Approved on Tuesday by the Democrat-led House Appropriations Committee, a report accompanying a general government appropriations bill urges the White House to produce virtual visitor logs.
"[T]he Committee is concerned that social-distancing procedures and the resulting increase in virtual meetings will limit the amount of relevant disclosures and harm the public interest," said the House Committee.
The report, which is not legally binding, directed presidential staff to brief the committee on its efforts by autumn.
"Report language does not have statutory force, (so) departments and agencies are not legally bound by their declarations. These documents do, however, explain congressional intent, and executive branch agencies take them seriously because they must justify their budget requests annually to the Appropriations committees," according to the Congressional Research Service.
In a statement emailed to Axios, Rep. Mike Quigley (D-Ill.), who chairs the Appropriations panel on financial services and general government, slammed lack of virtual visitor logs "a loophole" in the White House's transparency efforts.

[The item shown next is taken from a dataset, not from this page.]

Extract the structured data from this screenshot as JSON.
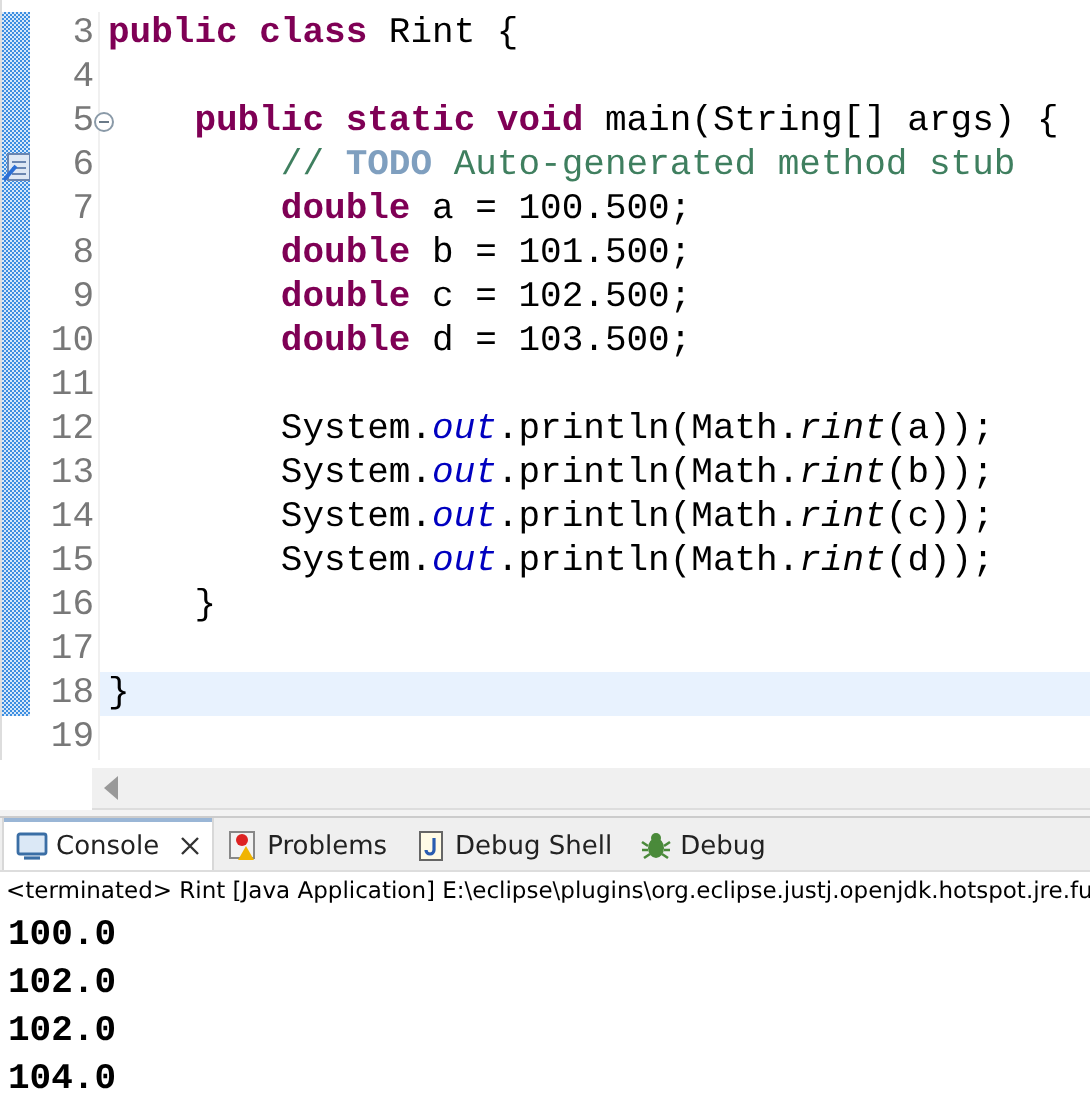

"While I am very encouraged that the Biden Administration reinstated the policy of publicly disclosing their White House visitor logs in May, I look forward to working with them to establish virtual visitor logs to ensure and expand accountability in the executive branch," wrote Quigley.
While earlier White House press secretary Jen Psaki said the administration had no plans to disclose virtual visitors, there has not yet been any official comment from the WH on the developments.
In 2017 the administration of Donald Trump announced it would not disclose the Workers and Visitors Entry System logs of those who visit the White House complex, breaking with predecessor Barack Obama’s practice.
White House communications director Michael Dubke at the time said the decision was due to “the grave national security risks and privacy concerns of the hundreds of thousands of visitors annually.”
The administration of the then-POTUS said it was relying on a federal court ruling that most of the logs are “presidential records” and are not subject to the Freedom of Information Act.
According to Trump-era White House officials, the Obama records presented an incomplete picture of who interacted with the Administration.
“It did create more of a façade of transparency rather than complete transparency,” an official was cited as saying at the time by Time magazine.